I propose to take you through a series of real life examples that seek to demystify the dark art of design and show that good design is as simple as putting people first and creating places that are good to be in and around. These examples include ‘how to achieve good design’ planning controls for urban waterways, built form design guidelines for town centres and illustrative design guidelines for metropolitan activity centres amongst others.

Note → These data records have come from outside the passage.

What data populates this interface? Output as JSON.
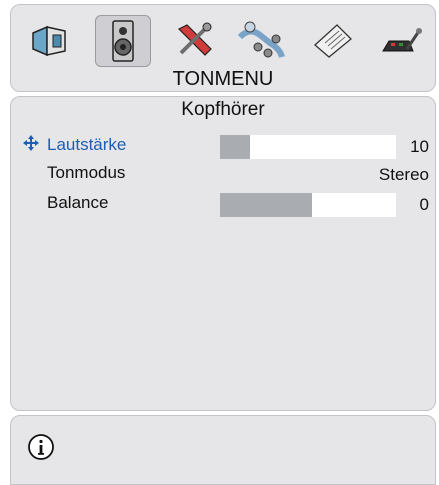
{
  "top_menu": {
    "title": "TONMENU",
    "icons": [
      {
        "name": "picture-icon",
        "selected": false
      },
      {
        "name": "speaker-icon",
        "selected": true
      },
      {
        "name": "settings-tools-icon",
        "selected": false
      },
      {
        "name": "source-connections-icon",
        "selected": false
      },
      {
        "name": "teletext-icon",
        "selected": false
      },
      {
        "name": "installation-icon",
        "selected": false
      }
    ]
  },
  "submenu": {
    "title": "Kopfhörer",
    "rows": [
      {
        "label": "Lautstärke",
        "value": "10",
        "slider_fraction": 0.17,
        "active": true
      },
      {
        "label": "Tonmodus",
        "value": "Stereo",
        "active": false
      },
      {
        "label": "Balance",
        "value": "0",
        "slider_fraction": 0.52,
        "active": false
      }
    ]
  },
  "colors": {
    "panel": "#e6e6e8",
    "accent": "#1a5fb4",
    "slider_fill": "#a9acb1"
  },
  "info": {
    "icon": "info-icon"
  }
}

Highly visual, using graphics, diagrams and precedent images, I will give a crash course in urban design that brings us crashing back down to the human experience from the helicopter plan view and provide a bit of a laugh at some of the terminology design review panels members use to simplify the design rhetoric; did you know that unrealistic balcony planting is called ‘architectural armpit hair’ and reflective floor to ceiling glazing on street fronts the ‘bathroom mirror’?


Amanda Roberts


Urban designer Amanda Roberts says she is “inherently a big-picture person”. She loves working at the strategic level, where her deep understanding of the complexities of the built environment align with her passion for collaboration. “Working collaboratively with clients and project partners leads to better outcomes – outcomes that are balanced, rigorous and effective. It’s also much more fun,” says Amanda. With an academic grounding in architecture, landscape architecture and planning, Amanda’s multi-disciplinary expertise is enhanced by her innate curiosity about how people interact in and enjoy public spaces, an interest that has informed both her fields of study and her working career. Amanda sits on design review panels for the Victorian, New South Wales, Queensland and South Australian governments and says this exposes her to some amazing city-shaping projects. Amanda says whether she’s on a panel or working with a client, it’s her role “to help ensure a project will contribute to diverse, successful and safe public environments”. “Cities play an ever-expanding role in our future wellbeing and as an urban designer it’s a privilege to be working towards making positive changes for people – and our planet.”